Rapid Miner is a platform for data scientists and big data analysts to quickly analyse their data. Rapid Miner has taken a huge leap in the AI community since it is most popularly used by non-programmers and researchers. The platform provides a vast number of options in terms of plugins and data analysis techniques. Apart from this, it is also compatible with iOs, Android, and web application tools like Node JS and flask. This platform is useful for anyone with an idea they would like to experiment with without spending much time or effort on it.
In this article, we will learn about the architecture of Rapid Miner tool and learn the step by step approach to using the tool to build a machine learning model.
The Architecture of RapidMiner
The idea behind Rapid Mining tool is to create one place for everything. Starting from providing multiple datasets to model deployment through the platform you can do it all here. Some of the facilities of this platform are:
Rapid Miner provides its own collection of datasets but it also provides options to set up a database in the cloud for storing large amounts of data. You can store and load the data from Hadoop, Cloud, RDBMS, NoSQL etc. Apart from this, you can load your CSV data very easily and start using it as well.
The standard implementation of procedures like data cleaning, visualization, pre-processing can be done with drag and drop options without having to write even a single line of code.
Rapid Miner provides a wide range of machine learning algorithms in classification, clustering and regression as well. You can also train optimal deep learning algorithms like Gradient Boost, XGBoost etc. Not only this, but the tool also provides the ability to perform pruning and tuning.
Finally, to bind everything together, you can easily deploy your machine learning models to the web or to mobiles through this platform. You just need to create user interfaces to collect real-time data and run it on the trained model to serve a task.
Because of all of the above-mentioned facilities, users find this tool very useful and easy to use when compared to platforms like Tensorflow or Keras.
A Step-by-Step Guide to Using Rapid Miner
The first step is to download the rapid miner tool in your local system. You can click here to download the tool. Download the ‘Rapid Miner Studio’ option and select the operating system type of your system. Once done, wait for the download to complete and set up your account in the studio.
After creating your account you will see this screen in front of you.
Depending on your requirements you can select whichever template you would like to use. Since this article deals with building and implementing a machine learning model I will select the Turbo Prep option.
To load some data, click the green button. Then, click on Samples folder->data. Once you have navigated to this folder you can see a list of datasets. I have picked the Iris dataset.
You can also load your own dataset either from your local system or from a database by clicking on the Import data option.
For visualization purposes of the data, you can click on the result button, drag and drop your dataset and you will be able to see few options as shown below.
To the left click on the visualization button.
Here you can play around with data visualization and see how to points are related to each other. There are a plethora of visualization types available as shown below.

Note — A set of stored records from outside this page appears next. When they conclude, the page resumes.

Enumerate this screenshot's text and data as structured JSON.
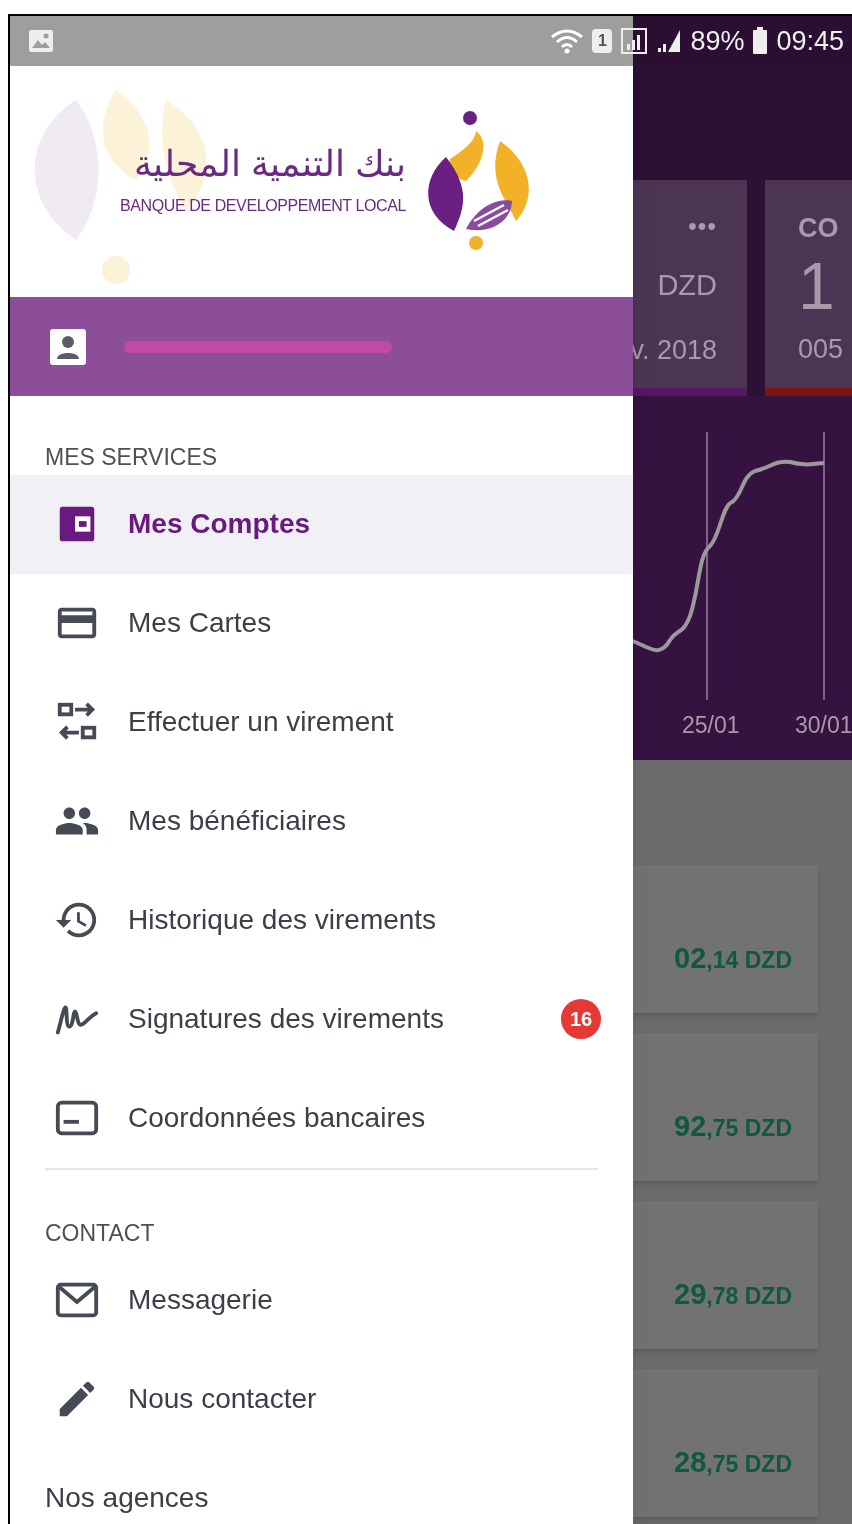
{
  "status_bar": {
    "sim": "1",
    "battery": "89%",
    "time": "09:45"
  },
  "drawer": {
    "logo": {
      "arabic": "بنك التنمية المحلية",
      "name": "BANQUE DE DEVELOPPEMENT LOCAL"
    },
    "sections": [
      {
        "title": "MES SERVICES",
        "items": [
          {
            "label": "Mes Comptes",
            "selected": true
          },
          {
            "label": "Mes Cartes",
            "selected": false
          },
          {
            "label": "Effectuer un virement",
            "selected": false
          },
          {
            "label": "Mes bénéficiaires",
            "selected": false
          },
          {
            "label": "Historique des virements",
            "selected": false
          },
          {
            "label": "Signatures des virements",
            "selected": false,
            "badge": "16"
          },
          {
            "label": "Coordonnées bancaires",
            "selected": false
          }
        ]
      },
      {
        "title": "CONTACT",
        "items": [
          {
            "label": "Messagerie",
            "selected": false
          },
          {
            "label": "Nous contacter",
            "selected": false
          },
          {
            "label": "Nos agences",
            "selected": false
          }
        ]
      }
    ]
  },
  "background": {
    "card_left": {
      "menu": "•••",
      "currency": "DZD",
      "date": "v. 2018"
    },
    "card_right": {
      "title": "CO",
      "value": "1",
      "account": "005"
    },
    "chart": {
      "dates": [
        "25/01",
        "30/01"
      ]
    },
    "amounts": [
      {
        "main": "02",
        "cents": ",14 DZD"
      },
      {
        "main": "92",
        "cents": ",75 DZD"
      },
      {
        "main": "29",
        "cents": ",78 DZD"
      },
      {
        "main": "28",
        "cents": ",75 DZD"
      }
    ]
  }
}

As you can see there are few options to perform the data processing. You can transform the data, clean it, generate new data, analyse the statistics using Pivot or merge the columns together. Let us explore these options now. The pivot option helps in performing statistical analysis. You can drag and drop columns to group them with the target.
Once we have grouped the columns that we need to analyse we can select options like aggregate, average, median etc to get our desired outcome.
Another suitable option is the cleanse option. The cleanse option automatically understands and cleans your dataset for you. The auto cleanses option first asks you to select the target column.
I have selected the label as my target column. Next, it performs automatic analysis and highlights the column that is of least importance. This is done by applying correlation operation on the dataset.
The column highlighted is the ID column. This is automatically dropped out of the dataset. Next, you have an option of converting the data into a number or categorical values. If you are not very sure about this you can keep the data as it is.
Once this is done, you are presented with an option to perform PCA and normalization on the dataset.
This is the final step and once it is done you will have clean data that is ready to be used for modelling.
Once we have cleaned the data, we can start the modelling process. Select the option of auto-model and select the dataset that has just been processed.
You will be presented with options like predict, identify outliers or clusters. Since the Iris dataset is mostly used for prediction, I will select the predict option and select my target column.
Once this is done, you can select next and view the target distribution.
After analyzing the target and clicking on next you are given options to select the columns that you need. You can select only the important columns here for more efficiency.
Next, select the models that you want to experiment with. If you are unsure of which model would perform better you can select all the models and then compare the performances. You also have the option to select where the execution needs to take place. You can execute on the local system or on the cloud.
Finally, you are presented with all the results and the comparisons. You can select options to view confusion matrix, errors, accuracies etc
The purpose of this article is to demonstrate how to make good use of the Rapid Miner tool for researchers and non-programmers to be able to experiment with data science. Rapid Miner makes machine learning processes very reliable, easy and efficient to use. As you saw we have managed to train 203 models without writing a single line of code.